Annual event is really growing

Autumn colour.
Autumn colour.

In little over three weeks from now, it’s the annual National Tree Planting event, which has grown so steadily since 1975 that official figures confirm upward of one quarter of a million people are now taking part.

I’m flagging up the event in advance because this activity is something that demands more than a little thought.
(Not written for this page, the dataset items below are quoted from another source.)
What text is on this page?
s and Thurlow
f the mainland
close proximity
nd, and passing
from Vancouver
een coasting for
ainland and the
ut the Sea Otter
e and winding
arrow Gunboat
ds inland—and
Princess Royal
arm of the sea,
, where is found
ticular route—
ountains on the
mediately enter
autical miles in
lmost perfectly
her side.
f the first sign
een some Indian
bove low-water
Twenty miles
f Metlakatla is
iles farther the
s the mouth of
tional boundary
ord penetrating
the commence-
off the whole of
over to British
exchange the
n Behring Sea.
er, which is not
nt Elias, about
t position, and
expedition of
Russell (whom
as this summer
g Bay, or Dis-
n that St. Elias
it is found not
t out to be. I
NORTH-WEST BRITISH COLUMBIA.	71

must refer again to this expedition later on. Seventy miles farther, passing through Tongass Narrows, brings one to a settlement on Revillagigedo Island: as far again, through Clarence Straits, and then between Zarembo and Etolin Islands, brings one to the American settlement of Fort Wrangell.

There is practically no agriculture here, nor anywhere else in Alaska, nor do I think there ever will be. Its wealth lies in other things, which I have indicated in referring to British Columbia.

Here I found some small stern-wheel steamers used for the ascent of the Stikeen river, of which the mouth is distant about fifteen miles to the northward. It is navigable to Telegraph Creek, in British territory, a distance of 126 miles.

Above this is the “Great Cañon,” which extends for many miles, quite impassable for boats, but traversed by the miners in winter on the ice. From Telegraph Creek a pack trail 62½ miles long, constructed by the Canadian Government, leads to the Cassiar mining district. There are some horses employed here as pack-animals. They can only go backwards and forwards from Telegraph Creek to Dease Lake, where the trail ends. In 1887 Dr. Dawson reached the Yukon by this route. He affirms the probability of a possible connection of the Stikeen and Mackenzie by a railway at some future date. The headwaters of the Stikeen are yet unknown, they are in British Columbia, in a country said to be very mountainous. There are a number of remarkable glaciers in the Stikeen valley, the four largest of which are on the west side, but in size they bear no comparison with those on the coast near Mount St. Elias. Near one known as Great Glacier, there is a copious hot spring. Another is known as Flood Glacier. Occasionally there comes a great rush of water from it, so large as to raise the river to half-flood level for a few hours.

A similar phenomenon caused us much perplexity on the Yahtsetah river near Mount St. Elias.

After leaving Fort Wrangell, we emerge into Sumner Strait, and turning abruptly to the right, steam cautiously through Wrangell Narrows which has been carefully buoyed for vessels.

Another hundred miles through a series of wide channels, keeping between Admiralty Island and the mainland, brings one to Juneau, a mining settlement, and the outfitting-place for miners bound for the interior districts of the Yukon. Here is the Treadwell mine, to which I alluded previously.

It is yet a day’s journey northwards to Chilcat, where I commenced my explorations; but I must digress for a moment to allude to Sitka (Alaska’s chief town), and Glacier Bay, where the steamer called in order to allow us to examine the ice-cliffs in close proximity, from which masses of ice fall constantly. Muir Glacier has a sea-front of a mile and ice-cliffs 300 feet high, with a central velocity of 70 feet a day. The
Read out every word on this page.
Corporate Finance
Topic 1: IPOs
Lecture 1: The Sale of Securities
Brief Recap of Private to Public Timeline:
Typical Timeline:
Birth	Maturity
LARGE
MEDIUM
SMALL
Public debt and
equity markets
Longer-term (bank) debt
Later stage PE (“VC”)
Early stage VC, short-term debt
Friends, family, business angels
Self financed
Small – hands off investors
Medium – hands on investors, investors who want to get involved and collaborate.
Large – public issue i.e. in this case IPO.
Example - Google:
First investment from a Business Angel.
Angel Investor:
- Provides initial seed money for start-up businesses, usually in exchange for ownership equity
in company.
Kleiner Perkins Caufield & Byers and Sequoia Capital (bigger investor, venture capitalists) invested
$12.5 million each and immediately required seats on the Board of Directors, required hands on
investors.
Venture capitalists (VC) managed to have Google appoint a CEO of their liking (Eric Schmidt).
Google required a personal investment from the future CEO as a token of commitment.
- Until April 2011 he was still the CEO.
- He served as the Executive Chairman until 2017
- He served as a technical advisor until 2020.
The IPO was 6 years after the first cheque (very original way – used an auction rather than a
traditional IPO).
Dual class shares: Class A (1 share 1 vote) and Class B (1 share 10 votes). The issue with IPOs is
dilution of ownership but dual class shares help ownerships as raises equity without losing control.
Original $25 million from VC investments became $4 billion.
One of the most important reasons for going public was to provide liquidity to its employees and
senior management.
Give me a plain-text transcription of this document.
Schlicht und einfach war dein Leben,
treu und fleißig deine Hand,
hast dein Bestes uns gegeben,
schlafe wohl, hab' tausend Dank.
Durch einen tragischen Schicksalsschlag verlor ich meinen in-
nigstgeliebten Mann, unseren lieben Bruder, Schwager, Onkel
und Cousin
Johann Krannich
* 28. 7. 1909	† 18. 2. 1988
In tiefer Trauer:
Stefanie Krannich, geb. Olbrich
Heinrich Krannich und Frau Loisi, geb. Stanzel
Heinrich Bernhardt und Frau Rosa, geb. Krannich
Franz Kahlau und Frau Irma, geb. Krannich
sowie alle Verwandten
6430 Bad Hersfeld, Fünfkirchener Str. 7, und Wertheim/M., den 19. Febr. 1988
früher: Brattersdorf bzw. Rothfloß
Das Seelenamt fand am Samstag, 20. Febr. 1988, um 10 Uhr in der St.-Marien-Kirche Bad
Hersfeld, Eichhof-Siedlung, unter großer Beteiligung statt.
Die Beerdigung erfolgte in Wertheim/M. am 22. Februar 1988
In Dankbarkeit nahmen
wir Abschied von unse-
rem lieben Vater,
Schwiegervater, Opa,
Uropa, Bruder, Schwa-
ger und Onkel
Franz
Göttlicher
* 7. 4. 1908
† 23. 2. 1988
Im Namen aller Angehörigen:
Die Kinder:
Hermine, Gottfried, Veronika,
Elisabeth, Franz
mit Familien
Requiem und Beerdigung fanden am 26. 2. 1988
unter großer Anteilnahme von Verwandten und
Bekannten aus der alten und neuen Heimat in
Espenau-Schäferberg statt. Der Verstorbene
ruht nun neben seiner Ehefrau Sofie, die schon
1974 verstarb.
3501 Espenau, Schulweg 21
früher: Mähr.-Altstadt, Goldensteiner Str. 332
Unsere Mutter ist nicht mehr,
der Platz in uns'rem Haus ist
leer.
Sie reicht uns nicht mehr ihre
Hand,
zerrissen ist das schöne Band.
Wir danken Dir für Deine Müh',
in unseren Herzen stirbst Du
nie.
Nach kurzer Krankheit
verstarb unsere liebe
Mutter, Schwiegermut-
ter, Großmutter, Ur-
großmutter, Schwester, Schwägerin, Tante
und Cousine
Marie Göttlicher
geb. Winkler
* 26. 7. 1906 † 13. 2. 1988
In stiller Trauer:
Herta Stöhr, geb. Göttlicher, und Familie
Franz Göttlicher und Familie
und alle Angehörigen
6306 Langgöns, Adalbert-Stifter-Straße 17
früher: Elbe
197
A tree is for life – or should be!

Gleditsia in autumn.

Gleditsia in autumn.

The word ‘tree’ brings giant oak, ash, elm and lime immediately to mind and no doubt many of those will be planted in large open spaces from the end of November onward, but it also covers smaller, ornamental types that will fit into a moderately-sized garden.

This is not to say that even they are all plain sailing.

Each autumn there are falling leaves to deal with but that can be turned to advantage if they are composted.

If the chosen ornamental tree is prone to suckering, cherry for example, it can cause a headache for you or a neighbour.

Then there is the vexed question of how tall will it grow?

A decent reference book or online research will provide the answer but don’t forget, the spread of a tree canopy is often matched by its roots so the distance from a structure or dwelling is important.

Tree planting distances from the house vary according to the source.

Go online and you’ll find that those who work with and understand trees offer a very practical house-proximity figure, while the insurers’ assessment leaves plenty of room for error.

As an example, the silver birch (Betula pendula) growing seven metres from our patio door, has been there for more than 30 years without mishap.

One source suggests it should really be ten metres away, while another alarmingly states four.

As a general rule-of-thumb, to avoid root damage to house foundations and waste drainage systems, sorbus (rowan) and birch (betula) should be at least seven metres away.

The safe distance for a prunus tree would be five metres, then we come to the big boys; ash, beech, oak and elm.

Opinions do vary, and that’s not surprising when you consider how root development is affected by different soil types.

Brave gardeners will perhaps try planting to the lowest estimate of 12metres distance, and cautious types play safe with a generous 20.

I’d split the difference and go for 16, but you can make your own mind up by Googling ‘safe tree planting distances’.

Apart from anticipating potential damage to your own property, it’s important to see trees and hedges from a neighbour’s point of view.

And should any dispute arise, there are websites that outline basic law, dealing with high hedges, overhanging branches, troublesome roots and preservation orders – www.gardenlaw.co.uk is one.

Thankfully, the positives far outweigh negative thoughts in any assessment of trees.

They are important to our wellbeing in so many ways that it behoves us to encourage and protect this potentially infinite resource.

Planting a tree in the right spot is a small but significant statement that carries several benefits for us and other living things.

A favourite rowan, cherry or birch will keep us in touch with the changing seasons, while providing sustenance for invertebrates and birds.

A single plum tree, say Victoria, grafted onto the Pixie rootstock, will do these same things and offer a large, delicious harvest for the next 50 years at least.

Tree Week, which runs from October 23 to November 1, marks the beginning of winter planting.

Every year, Tree Council member organisations; local authorities, voluntary bodies, communities and schools, with the help of 8,000 tree wardens, take part.

If you’re interested in registering an event and would like some tips and a useful poster, go online at www.treecouncil.org.uk/community-action/national-tree-week.